Crowdsourcing the Complexities of Electronic Design Automation
Researchers develop an online game that may one day help chipmakers improve their designs
30 July 2009—Electronic design automation (EDA) is full of large, intricate problems. Figuring out the best way to arrange transistors on a chip, for example, becomes exponentially more complex as the number of transistors increases. Computer scientists have made great strides in developing algorithms that can solve many of these problems, but a team of researchers at the University of Michigan, in Ann Arbor, believes that the industry could benefit from a different resource: human intuition.
“These kinds of problems are difficult for computers to solve. We started by thinking, ‘How can humans help electronic design automation?’ ” says Valeria Bertacco, an associate professor in computer science and engineering. She and Andrew DeOrio, a doctoral student, have developed an online game that challenges players to take on a type of problem common in design automation. They presented their idea of human-assisted problem solving today at the Design Automation Conference, in San Francisco.

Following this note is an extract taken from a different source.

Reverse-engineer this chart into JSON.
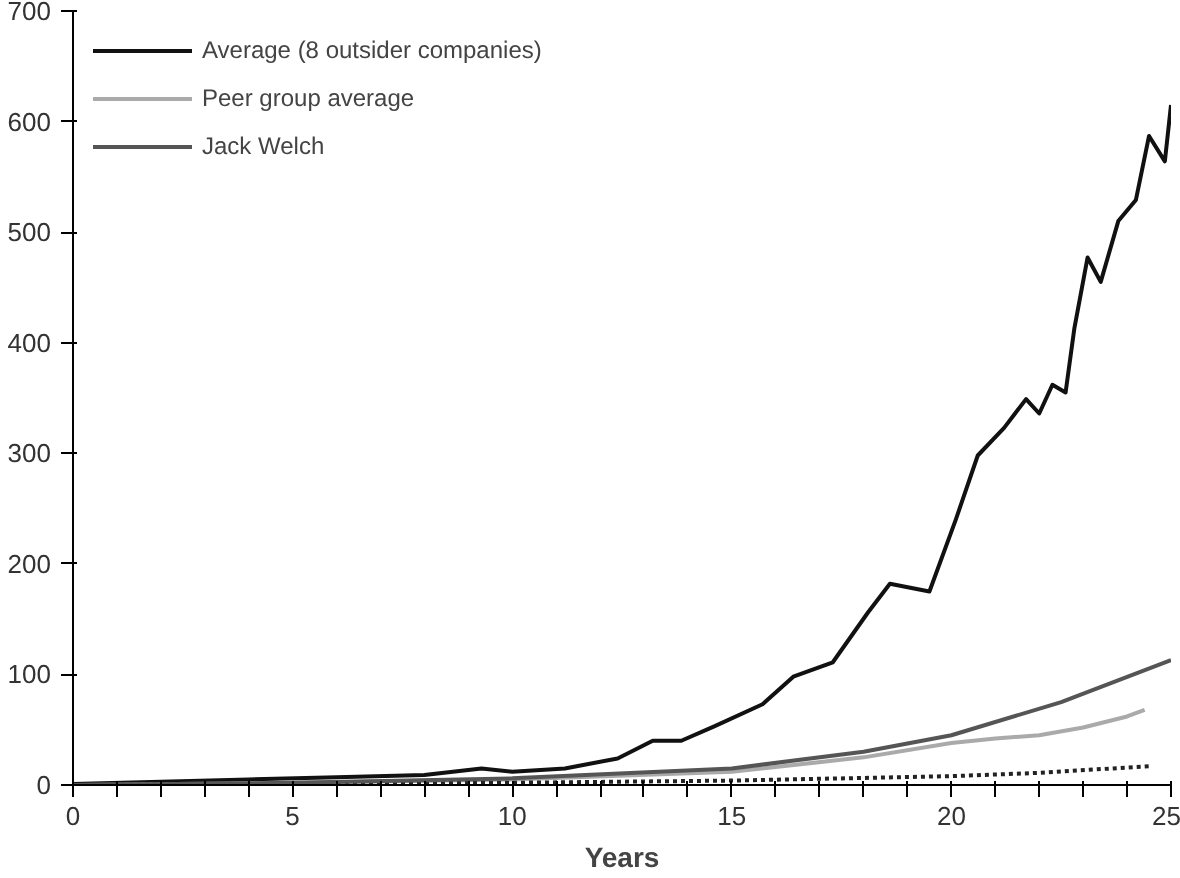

In large, complex EDA problems, there are initially millions of possible paths to a solution. It’s similar to a maze: At the beginning, you have to pick an initial path to explore and see where it leads. The problem for designers is that the number of solution paths increases exponentially with the number of variables. Even the best algorithms can get tripped up if they start down a search path with no possible solution.
Bertacco and DeOrio’s game simulates ”satisfiability problems,” a common class of problem encountered in EDA. A satisfiability problem consists of a number of Boolean expressions that must be simultaneously satisfied and a number of variables that may be either true or false. As an example, consider a Boolean expression with two variables, x and y , satisfied only when x and y are different. There are two ways to satisfy this particular expression: by assigning x as true and y as false, or vice-versa. But other expressions may depend on the assignment of x as well.
Satisfiability problems are often an important part of the design verification stage of chip design. For example, they are used to find out what input combinations result in exposing a potential bug in the design. If no such combination exists, then the designers don’t have to worry about that particular bug.
Modern satisfiability solvers tend to prioritize and limit their searches to a few paths that look promising. By using this method, however, they don’t always find the best configuration. What humans lack in brute-force speed, they tend to make up for with pattern recognition and intuition—the ability to know a good move without being able to explain why it’s good. And, most important, they like to play games. Take the game of Go, for instance. Humans can still easily beat the best software, because of creative thinking and visual reasoning.
In Bertacco and DeOrio’s game, satisfiability problems are translated to an array of buttons and bubbles. Each bubble represents a Boolean expression and turns green when satisfied. Players toggle the state of numerous buttons until all the bubbles are green. The game play closely resembles that of Lights Out and should appeal to fans of Minesweeper or Sudoku.
Adding a human component is a new idea in the EDA world, and Bertacco eagerly awaits the response of her colleagues. But the idea of harnessing human computing power has already proved valuable in other fields. For instance, reCAPTCHA (which IEEE Spectrum uses in its Web site’s comment section to stop spam) exploits a human’s superior ability to pull information from distorted images. NASA has used a similar approach to image analysis: In its Clickworkers program, volunteers identify surface features on asteroids and Mars.
Bertacco is quick to note that the preliminary version of the online game features problems that are easily solved by today’s satisfiability algorithms. Her team’s goal is to expand the proof of concept into a multiplayer game in which many participants work on subsections of a large puzzle. The team is looking at examples of massive multiplayer online games like World of Warcraft, where many players work together to solve large problems.
A multiplayer version is the only way humans will be able to tackle the large problems encountered in EDA. “We’re talking about tens of thousands of buttons,” says Bertacco, “and that’s just not feasible for an individual.”